Beauty product stores, coffee shops, cafes and tearooms and ice cream parlours bucked the trend with the highest increase in net store numbers, while physical bookshops and vaping remained popular.
Lisa Hooker, consumer markets leader at PwC, said “2017 was tough for the British retail industry, particularly the second half of the year.”
Seeing volatility month to month and across different sectors as wage growth failed to keep up with inflation. It has forced many shoppers to think more carefully about their spending habits.
In addition to this many retailers are increasingly feeling the impact of the acceleration of online shopping as consumers feel more comfortable with price transparency and reliability of delivery options offered by online players.
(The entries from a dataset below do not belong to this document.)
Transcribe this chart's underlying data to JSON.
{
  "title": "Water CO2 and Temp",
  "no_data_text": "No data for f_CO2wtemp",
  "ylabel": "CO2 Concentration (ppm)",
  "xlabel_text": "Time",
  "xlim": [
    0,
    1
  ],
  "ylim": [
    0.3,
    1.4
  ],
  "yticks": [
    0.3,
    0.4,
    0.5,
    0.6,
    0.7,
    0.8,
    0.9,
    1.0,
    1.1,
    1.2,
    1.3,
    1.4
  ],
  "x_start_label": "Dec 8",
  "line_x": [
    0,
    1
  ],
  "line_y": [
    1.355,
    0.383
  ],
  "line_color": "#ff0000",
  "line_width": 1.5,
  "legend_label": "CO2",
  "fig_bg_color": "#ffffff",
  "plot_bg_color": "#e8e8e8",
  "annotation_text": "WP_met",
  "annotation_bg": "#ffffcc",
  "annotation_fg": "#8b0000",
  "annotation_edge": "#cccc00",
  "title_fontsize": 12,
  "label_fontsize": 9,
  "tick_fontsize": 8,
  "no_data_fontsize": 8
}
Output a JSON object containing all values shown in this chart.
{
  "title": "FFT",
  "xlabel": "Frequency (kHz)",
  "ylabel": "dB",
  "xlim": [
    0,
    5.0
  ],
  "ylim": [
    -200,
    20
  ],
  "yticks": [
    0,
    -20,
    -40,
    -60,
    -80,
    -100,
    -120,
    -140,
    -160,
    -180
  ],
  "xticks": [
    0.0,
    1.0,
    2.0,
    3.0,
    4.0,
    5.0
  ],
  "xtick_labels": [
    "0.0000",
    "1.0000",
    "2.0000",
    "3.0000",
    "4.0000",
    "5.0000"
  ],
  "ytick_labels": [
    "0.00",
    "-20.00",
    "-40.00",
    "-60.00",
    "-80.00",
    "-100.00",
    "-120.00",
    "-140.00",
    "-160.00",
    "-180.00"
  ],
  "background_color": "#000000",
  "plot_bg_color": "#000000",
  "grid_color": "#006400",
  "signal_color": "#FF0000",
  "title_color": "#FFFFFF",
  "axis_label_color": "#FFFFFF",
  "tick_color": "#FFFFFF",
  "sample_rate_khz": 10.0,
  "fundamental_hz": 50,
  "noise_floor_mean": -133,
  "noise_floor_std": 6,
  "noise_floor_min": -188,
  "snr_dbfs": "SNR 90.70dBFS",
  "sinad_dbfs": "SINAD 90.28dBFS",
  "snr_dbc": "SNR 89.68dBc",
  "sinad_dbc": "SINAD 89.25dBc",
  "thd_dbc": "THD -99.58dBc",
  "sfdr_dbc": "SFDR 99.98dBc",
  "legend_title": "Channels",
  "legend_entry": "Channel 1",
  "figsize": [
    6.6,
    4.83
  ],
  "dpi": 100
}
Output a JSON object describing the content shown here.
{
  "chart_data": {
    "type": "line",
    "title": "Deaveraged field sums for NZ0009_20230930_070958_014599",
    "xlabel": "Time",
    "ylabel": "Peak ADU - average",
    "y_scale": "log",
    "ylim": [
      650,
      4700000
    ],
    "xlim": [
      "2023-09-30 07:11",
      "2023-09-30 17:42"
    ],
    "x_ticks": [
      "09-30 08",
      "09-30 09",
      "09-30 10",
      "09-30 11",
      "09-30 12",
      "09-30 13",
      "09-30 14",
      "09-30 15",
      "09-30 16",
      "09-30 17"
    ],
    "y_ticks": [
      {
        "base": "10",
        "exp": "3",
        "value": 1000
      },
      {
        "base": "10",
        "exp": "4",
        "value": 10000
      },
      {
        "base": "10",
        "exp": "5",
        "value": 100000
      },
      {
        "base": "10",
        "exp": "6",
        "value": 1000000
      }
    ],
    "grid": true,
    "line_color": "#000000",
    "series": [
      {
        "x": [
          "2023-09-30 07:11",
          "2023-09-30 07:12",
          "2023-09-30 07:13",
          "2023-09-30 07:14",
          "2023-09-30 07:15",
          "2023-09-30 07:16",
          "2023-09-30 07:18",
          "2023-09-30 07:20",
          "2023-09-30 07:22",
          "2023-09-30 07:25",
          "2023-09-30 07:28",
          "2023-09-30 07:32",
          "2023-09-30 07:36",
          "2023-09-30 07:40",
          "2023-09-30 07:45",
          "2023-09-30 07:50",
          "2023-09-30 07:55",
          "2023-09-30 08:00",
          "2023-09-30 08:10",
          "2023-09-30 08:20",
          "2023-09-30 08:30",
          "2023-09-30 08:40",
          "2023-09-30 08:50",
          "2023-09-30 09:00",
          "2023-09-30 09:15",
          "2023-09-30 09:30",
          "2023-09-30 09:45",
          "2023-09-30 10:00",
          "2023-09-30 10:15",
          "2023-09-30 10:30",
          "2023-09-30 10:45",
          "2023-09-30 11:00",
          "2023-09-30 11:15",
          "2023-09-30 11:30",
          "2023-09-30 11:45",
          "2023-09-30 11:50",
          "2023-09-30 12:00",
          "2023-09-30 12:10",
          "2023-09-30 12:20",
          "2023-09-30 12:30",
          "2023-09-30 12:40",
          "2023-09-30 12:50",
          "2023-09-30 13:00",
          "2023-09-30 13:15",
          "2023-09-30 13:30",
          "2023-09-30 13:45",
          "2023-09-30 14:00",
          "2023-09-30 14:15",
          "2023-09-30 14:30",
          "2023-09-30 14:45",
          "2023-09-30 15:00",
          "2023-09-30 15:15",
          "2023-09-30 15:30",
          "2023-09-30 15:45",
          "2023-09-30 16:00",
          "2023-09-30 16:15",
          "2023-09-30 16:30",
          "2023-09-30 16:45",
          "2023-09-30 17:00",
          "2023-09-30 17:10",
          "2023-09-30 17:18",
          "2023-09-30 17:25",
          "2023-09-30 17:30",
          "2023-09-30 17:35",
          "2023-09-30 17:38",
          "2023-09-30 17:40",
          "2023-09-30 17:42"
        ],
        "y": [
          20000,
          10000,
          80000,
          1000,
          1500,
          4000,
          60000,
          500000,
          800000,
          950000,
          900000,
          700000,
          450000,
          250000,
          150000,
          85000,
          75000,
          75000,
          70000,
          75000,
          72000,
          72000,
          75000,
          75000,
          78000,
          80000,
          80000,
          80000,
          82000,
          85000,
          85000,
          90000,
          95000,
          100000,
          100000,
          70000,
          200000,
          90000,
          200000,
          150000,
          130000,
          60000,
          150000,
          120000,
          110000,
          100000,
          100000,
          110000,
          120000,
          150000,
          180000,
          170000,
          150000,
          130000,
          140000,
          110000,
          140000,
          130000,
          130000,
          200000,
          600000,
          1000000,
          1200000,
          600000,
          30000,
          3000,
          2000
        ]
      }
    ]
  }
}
Digital offerings are increasingly becoming not only make or break in areas like fashion but also for banks, travel agents and estate agents all of which closed a significant number of high street outlets last year.
“The winners at the moment, such as nail bars, coffee shops, bookstores and craft beer pubs, are all flourishing because they serve the needs of emerging consumer segments such as experience-seeking millennials, and offer a differentiated physical proposition that online offerings can’t compete with.”
Lucy Stainton from the Local Data Company said: “There is of course no doubting that we are experiencing a period of great change in retail, and the question around the relevance and role of stores is still very much on the industry agenda.
“It is also interesting to note that despite the onslaught of digital and audiobooks, readily available via the likes of Amazon and Apple, booksellers are on the list of 2017 ‘risers’. Perhaps unexpected but then again does this suggest there is hope for more traditional retailing of physical products, if done well?”